(Ottawa ) Un resserrement excessif de la politique monétaire par la Banque du Canada plongera l’économie canadienne en récession d’ici la fin de l’année et fera grimper le taux de chômage à 6,4 % en 2023.

Les finances publiques seront aussi affectées. Le déficit du gouvernement fédéral pourrait passer de 25,6 milliards de dollars durant l’exercice financier 2023-2024 à 42,9 milliards de dollars, si la Banque du Canada choisit d’augmenter le taux directeur à 5 % pour juguler l’inflation. Le taux directeur s’élève présentement à 3,75 %.

C’est du moins l’analyse qu'a publiée jeudi dernier le directeur parlementaire du budget (DPB) qui a jugé bon de faire des calculs sur un scénario de risque afin d’évaluer les conséquences économiques si la Banque du Canada resserre encore de quelques crans sa politique monétaire.

« Compte tenu du resserrement excessif de la politique monétaire prévu dans notre scénario de risque, le PIB réel du Canada commence à se contracter au quatrième trimestre de 2022 et continue de diminuer en 2023. Outre les taux d’intérêt plus élevés, cette contraction reflète une détérioration de la confiance des consommateurs et des entreprises, une baisse des prix des produits de base et une croissance plus faible du PIB des États-Unis », a soutenu le directeur parlementaire du budget, Yves Giroux, dans le rapport.

« Le déclin de l’activité économique prévu dans notre scénario de risque touche l’ensemble des dépenses de consommation, des investissements commerciaux et résidentiels et du commerce international. La croissance annuelle du PIB réel en 2023 et en 2024 est de -0,3 % et 1,3 % », a-t-il ajouté.

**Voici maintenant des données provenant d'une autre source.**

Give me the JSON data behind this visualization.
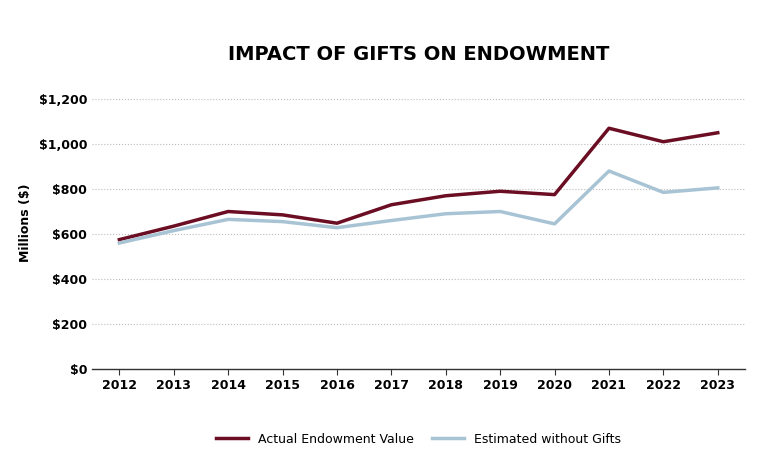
{
  "title": "IMPACT OF GIFTS ON ENDOWMENT",
  "years": [
    2012,
    2013,
    2014,
    2015,
    2016,
    2017,
    2018,
    2019,
    2020,
    2021,
    2022,
    2023
  ],
  "actual_values": [
    575,
    635,
    700,
    685,
    648,
    730,
    770,
    790,
    775,
    1070,
    1010,
    1050
  ],
  "estimated_values": [
    560,
    615,
    665,
    655,
    628,
    660,
    690,
    700,
    645,
    880,
    785,
    805
  ],
  "actual_color": "#6B0E23",
  "estimated_color": "#A8C4D4",
  "ylabel": "Millions ($)",
  "ylim": [
    0,
    1300
  ],
  "yticks": [
    0,
    200,
    400,
    600,
    800,
    1000,
    1200
  ],
  "legend_actual": "Actual Endowment Value",
  "legend_estimated": "Estimated without Gifts",
  "background_color": "#FFFFFF",
  "grid_color": "#BBBBBB",
  "line_width": 2.5,
  "title_fontsize": 14,
  "tick_fontsize": 9,
  "ylabel_fontsize": 9
}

Résultat : le DPB estime que l’économie canadienne encaisserait une perte d’emplois nette de 177 000 emplois d’ici la fin de 2024, si on compare ce scénario aux dernières prévisions économiques et financières publiées par son bureau en octobre.

Le taux de chômage atteindrait donc les 6,2 % au début de 2024, soit 0,5 point de pourcentage de plus que le taux de 5,7 % projeté dans les perspectives d’octobre.

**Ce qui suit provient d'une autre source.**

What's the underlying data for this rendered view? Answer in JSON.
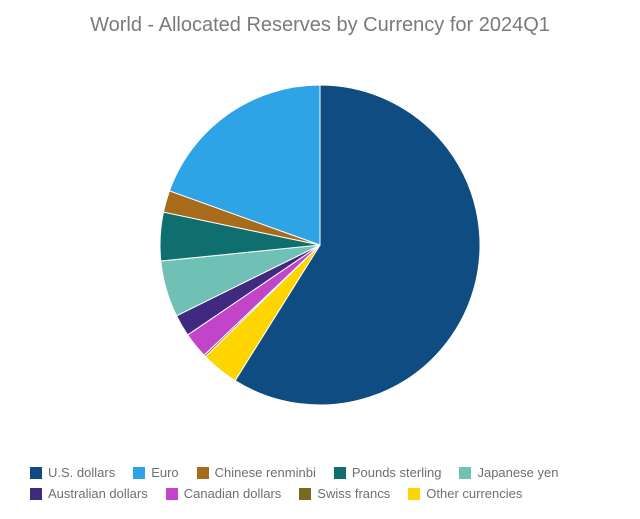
{
  "chart": {
    "type": "pie",
    "title": "World - Allocated Reserves by Currency for 2024Q1",
    "title_color": "#7a7a7a",
    "title_fontsize": 20,
    "background_color": "#ffffff",
    "radius": 160,
    "start_angle_deg": -90,
    "direction": "clockwise",
    "legend_text_color": "#6f6f6f",
    "legend_fontsize": 13,
    "slices": [
      {
        "label": "U.S. dollars",
        "value": 58.9,
        "color": "#0f4c81"
      },
      {
        "label": "Other currencies",
        "value": 3.8,
        "color": "#ffd500"
      },
      {
        "label": "Swiss francs",
        "value": 0.2,
        "color": "#7a6a1f"
      },
      {
        "label": "Canadian dollars",
        "value": 2.6,
        "color": "#c244c9"
      },
      {
        "label": "Australian dollars",
        "value": 2.2,
        "color": "#3f2a80"
      },
      {
        "label": "Japanese yen",
        "value": 5.7,
        "color": "#6fc1b6"
      },
      {
        "label": "Pounds sterling",
        "value": 4.9,
        "color": "#0f6e6e"
      },
      {
        "label": "Chinese renminbi",
        "value": 2.2,
        "color": "#a86b1c"
      },
      {
        "label": "Euro",
        "value": 19.5,
        "color": "#2ea3e6"
      }
    ],
    "legend_order": [
      "U.S. dollars",
      "Euro",
      "Chinese renminbi",
      "Pounds sterling",
      "Japanese yen",
      "Australian dollars",
      "Canadian dollars",
      "Swiss francs",
      "Other currencies"
    ]
  }
}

Dans le scénario de risque, le DPB tient pour acquis que les taux directeurs au Canada et aux États-Unis (à 5,25 %) resteront élevés en 2023 et que les banques centrales commenceront à les abaisser au début de 2024. Ces taux devraient ensuite revenir à un niveau neutre au début de 2025.

« Le scénario à l’étude n’est qu’un des nombreux qui sont possibles. Nous insistons sur le fait que ce scénario ne constitue pas une prévision. Il ne montre qu’une des issues possibles à la situation. Le scénario de risque que nous présentons ne reflète pas de nouvelles données économiques publiées après le 30 septembre ni de mesures fiscales dont nos perspectives économiques et financières d’octobre n’auraient pas tenu compte », a soutenu M. Giroux dans le rapport.

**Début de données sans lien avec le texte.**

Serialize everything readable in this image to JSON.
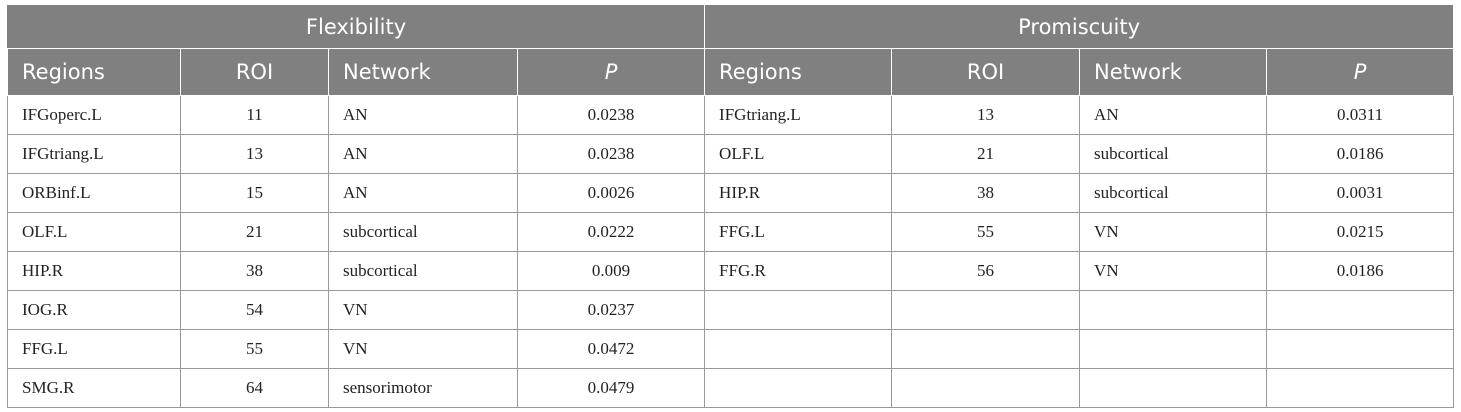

Dans le scénario de risque du DPB, on suppose que le gouvernement n’adoptera ou ne prendra aucune nouvelle mesure en réponse au ralentissement économique.

Le mois dernier, la Banque du Canada a indiqué qu’elle prévoit que le taux d’inflation restera élevé, soit autour de 7 %, d’ici la fin de l’année, avant de diminuer à 3 % à la fin de 2023. Le retour à la cible de 2 % est prévu pour la fin de 2024. Ce sont des estimations légèrement plus optimistes que les précédentes, qui remontent au mois de juillet.

Le gouverneur de la Banque du Canada, Tiff Macklem, a déjà fait savoir qu’il devra augmenter à nouveau le taux directeur en décembre. En octobre, la Banque du Canada a annoncé une hausse du taux directeur de 50 points de base, la sixième depuis le début de l’année, faisant ainsi passer le taux directeur à 3,75 %, du jamais vu depuis 2008.

« Nous nous attendons aussi à ce que le taux directeur doive encore augmenter », avait alors signalé Tiff Macklem. Mais cela pourrait être l’avant-dernière.